The politics of safe drinking water

Everyday, 1,000 children die from disease caused by unsafe water or inadequate sanitation, and around the world 663 million people lack access to clean, safe water, according to UNICEF. But this once “foreign” struggle is now one of the top national security issues facing the U.S.

Data obtained from the Environmental Protection Agency (EPA) reveals that only nine U.S. states are reporting safe levels of lead in their water supply. These states are Alabama, Arkansas, Hawaii, Kentucky, Mississippi, Nevada, North Dakota, South Dakota and Tennessee. Those statistics seem clear, but the conversation about the water issues in the U.S. didn’t go public until a crisis actually happened – in Flint, Michigan.

Republican Senator Rob Portman of Ohio has been vocal about the water crisis in the U.S. “This is not just a problem in Flint Michigan. Frankly it is a problem around our country where you have lead exposure, particularly to kids.”

Once the severity of the water crisis in Flint became a national story, the politics of it began. In a blog post on the Clean Water Action website, Lynn Thorp wrote, “As public attention is focused on drinking water in light of the crisis in Flint, Michigan you would think that clarifying that we want to protect all of our water resources would be a no brainer.”

Thorp is referring to the Clean Water Rule. According to the EPA’s website, the Clean Water Rule exists to “clearly protect the streams and wetlands that form the foundation of the nation’s water resources.”

After the Flint water crisis experts pushed for this rule to be passed, but according to Thorp, the political side has caused significant delays.
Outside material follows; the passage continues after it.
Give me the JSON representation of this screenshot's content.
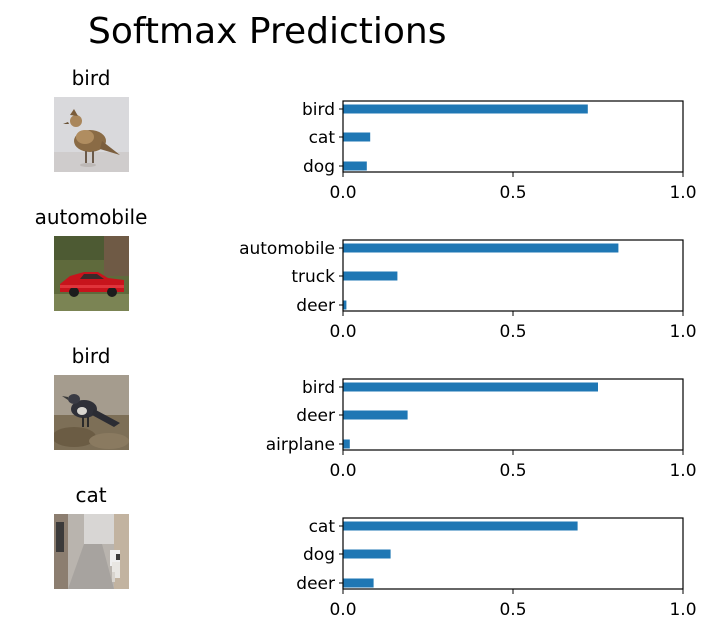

“The Clean Water Rule remains tangled up in litigation brought by powerful special interests and some states, including Michigan,” she wrote on the Clean Water Action website. “And the Clean Water Rule is under almost continual attacks by Republican leadership in the U.S. House and Senate.”

According to the EPA, 41 states had Action Level Exceedance (ALEs) in the last three fiscal years. In other words, those states have reported higher than acceptable levels of lead in drinking water.

In response to the Flint water crisis two Michigan senators proposed the Water Resource Development Act (WRDA), which provides an immediate $100 million in new federal funding to an emergency infrastructure program under the Safe Drinking Water Act.

Portman was a co-sponsor of the bill. “We also have this issue in Ohio with a lot of aging infrastructure, with a lot of lead pipes that need to be replaced. So our legislation would help the federal government to be a better partner in this,” he said. “To enable the state’s to apply on an emergency basis for help, as is the case for Flint, but also to apply for infrastructure funding to be able to help with matching grants from state and local government to improve infrastructure so we don’t have this lead problem going forward.”

Portman said the goal was to get the legislation passed as soon as possible in response to the crisis but there was political push back regarding where the funds were coming from. Republican Senator Mike Lee of Utah was the lone senator blocking the bill. He said the state of Michigan is in a surplus and because of that he didn’t think they should receive the federal funding they were requesting.

In a statement Lee said, “What’s really happening here is that Washington politicians are using the crisis in Flint as an excuse to funnel taxpayer money to their own home states, and trying to sneak it through the Senate without proper debate and amendment. I respectfully object.”

Although disagreement and debate are a part of the foundation of politics, in the time of crisis they can be the difference between life and death. For the residents of Flint Michigan and other cities across the country who experience a crisis, Lee and others say, they rely on their elected officials to make decisions based on the needs of the people, not political gain.